When I was in 2nd grade I had to leave the classroom for one hour each week, climb two flights of stairs to the library on the third floor and attend mumble class. They called it speech therapy, but not me. I knew the goal was to get me to stop mumbling. It only took a month or two, an eternity for a seven-year-old, but people no longer said to me, “Stop mumbling!” 

I didn’t know it then, but that mumble-correcting therapy prevented me from a slew of employment opportunities. Mumblers rule the world. At least, the loud speaker world. 

Been on a plane lately? One with a chatty pilot who makes announcements that sound like, “We will be flying over Graphello Suniuite Deusourtto. Look out the siduaule windowen.” I have no idea what was said, what was mumbled, so I ask my wife, who has better listening skill. She says she has no idea either. We’re left to wonder, “Did an engine fail? Are we are going to make an emergency landing?” 
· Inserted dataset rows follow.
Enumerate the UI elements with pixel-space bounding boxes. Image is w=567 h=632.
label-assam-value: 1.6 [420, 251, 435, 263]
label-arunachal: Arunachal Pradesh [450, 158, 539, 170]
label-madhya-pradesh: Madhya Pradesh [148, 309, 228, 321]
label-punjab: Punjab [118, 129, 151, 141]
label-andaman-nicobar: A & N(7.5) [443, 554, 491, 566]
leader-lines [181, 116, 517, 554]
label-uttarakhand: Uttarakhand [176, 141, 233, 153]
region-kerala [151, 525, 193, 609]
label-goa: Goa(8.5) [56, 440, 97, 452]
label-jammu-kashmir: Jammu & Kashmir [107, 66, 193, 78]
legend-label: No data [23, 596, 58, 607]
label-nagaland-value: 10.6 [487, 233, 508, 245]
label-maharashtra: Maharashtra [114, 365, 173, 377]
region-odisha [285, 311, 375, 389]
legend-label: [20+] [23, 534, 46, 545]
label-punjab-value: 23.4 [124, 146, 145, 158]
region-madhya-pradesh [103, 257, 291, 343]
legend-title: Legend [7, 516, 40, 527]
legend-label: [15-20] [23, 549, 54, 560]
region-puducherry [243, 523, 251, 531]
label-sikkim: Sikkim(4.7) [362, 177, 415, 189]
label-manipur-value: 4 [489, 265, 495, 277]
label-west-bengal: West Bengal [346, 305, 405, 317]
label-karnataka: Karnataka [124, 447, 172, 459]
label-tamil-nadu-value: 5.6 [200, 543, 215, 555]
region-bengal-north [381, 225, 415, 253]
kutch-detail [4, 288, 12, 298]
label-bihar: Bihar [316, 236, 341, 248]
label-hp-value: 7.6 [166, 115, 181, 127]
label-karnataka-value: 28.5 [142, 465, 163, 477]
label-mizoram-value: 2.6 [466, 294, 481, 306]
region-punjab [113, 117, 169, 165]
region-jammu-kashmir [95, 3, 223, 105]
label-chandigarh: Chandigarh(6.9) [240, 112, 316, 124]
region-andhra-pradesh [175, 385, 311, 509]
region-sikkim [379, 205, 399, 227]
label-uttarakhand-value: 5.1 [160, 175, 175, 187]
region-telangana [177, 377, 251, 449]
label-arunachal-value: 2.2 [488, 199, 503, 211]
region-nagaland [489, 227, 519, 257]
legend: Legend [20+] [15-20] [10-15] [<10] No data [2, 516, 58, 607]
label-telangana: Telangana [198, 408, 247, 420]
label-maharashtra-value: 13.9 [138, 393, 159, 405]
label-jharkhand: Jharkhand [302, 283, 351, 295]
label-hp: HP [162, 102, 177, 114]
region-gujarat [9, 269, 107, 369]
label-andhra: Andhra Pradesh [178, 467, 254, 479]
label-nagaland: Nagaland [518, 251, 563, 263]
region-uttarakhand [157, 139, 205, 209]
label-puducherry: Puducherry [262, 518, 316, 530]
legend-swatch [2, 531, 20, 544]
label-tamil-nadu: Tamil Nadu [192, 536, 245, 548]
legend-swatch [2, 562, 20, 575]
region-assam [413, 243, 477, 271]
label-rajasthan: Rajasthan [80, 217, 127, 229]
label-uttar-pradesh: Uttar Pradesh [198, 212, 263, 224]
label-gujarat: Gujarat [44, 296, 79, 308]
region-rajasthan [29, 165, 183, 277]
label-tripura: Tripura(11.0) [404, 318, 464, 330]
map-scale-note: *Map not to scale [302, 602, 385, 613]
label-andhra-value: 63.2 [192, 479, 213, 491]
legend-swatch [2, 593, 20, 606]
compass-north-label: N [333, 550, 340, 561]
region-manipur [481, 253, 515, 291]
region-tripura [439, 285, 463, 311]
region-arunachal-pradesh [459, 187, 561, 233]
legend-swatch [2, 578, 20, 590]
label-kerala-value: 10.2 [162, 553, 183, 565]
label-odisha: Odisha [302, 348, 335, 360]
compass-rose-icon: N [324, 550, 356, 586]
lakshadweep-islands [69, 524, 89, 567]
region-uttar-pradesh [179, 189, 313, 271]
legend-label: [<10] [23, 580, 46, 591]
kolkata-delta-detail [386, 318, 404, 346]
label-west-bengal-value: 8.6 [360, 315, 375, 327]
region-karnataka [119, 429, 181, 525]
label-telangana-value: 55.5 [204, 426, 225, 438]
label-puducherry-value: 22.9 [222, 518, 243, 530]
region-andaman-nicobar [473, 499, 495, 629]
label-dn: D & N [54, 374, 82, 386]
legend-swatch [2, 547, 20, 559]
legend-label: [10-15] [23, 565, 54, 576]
It’s even worse in the terminal. The loudspeaker blares a mumbled message. All I get is the tail end, “At gate 16.” Should I go to gate 16? Has our gate changed? What?” I’m nervous enough as it is, having surrendered my one-inch, miniature Swiss Army Knife to a TSA (Nazi) agent.

Now, even more nervous, because the flight might be delayed or cancelled. It added to my list of flying concerns, getting stuck three seats from the aisle and hit with a leg cramp, forcing me to swim over my seat mates to get to a place where I could “kick” it out. 

Or, that the guy next to me, hogging the arm rest, should have, but didn’t, pay for two seats to enclose his oversize frame, and worse than sitting next to Mister Humongous is that the plane will have to make an emergency landing. There are so many thoughts swamping my muddled brain that it cannot translate the mumble-speak coming through the PA system. It seems to me that most of the people on public address systems, never had to go to mumble class on the third floor in their elementary schools.

These mumblers are all over the place – in train stations – on subways, coming to life when the train stops, and the lights go out – at a charity event when the winning raffle ticket numbers are announced – on the phone, when talking to a call center rep. Maybe they didn’t skip speech therapy, maybe they weren’t mumblers and instead, learned their craft at mumbling college, where they learned the fine points of effective mumbling. It has to be. There are just too many of them out there.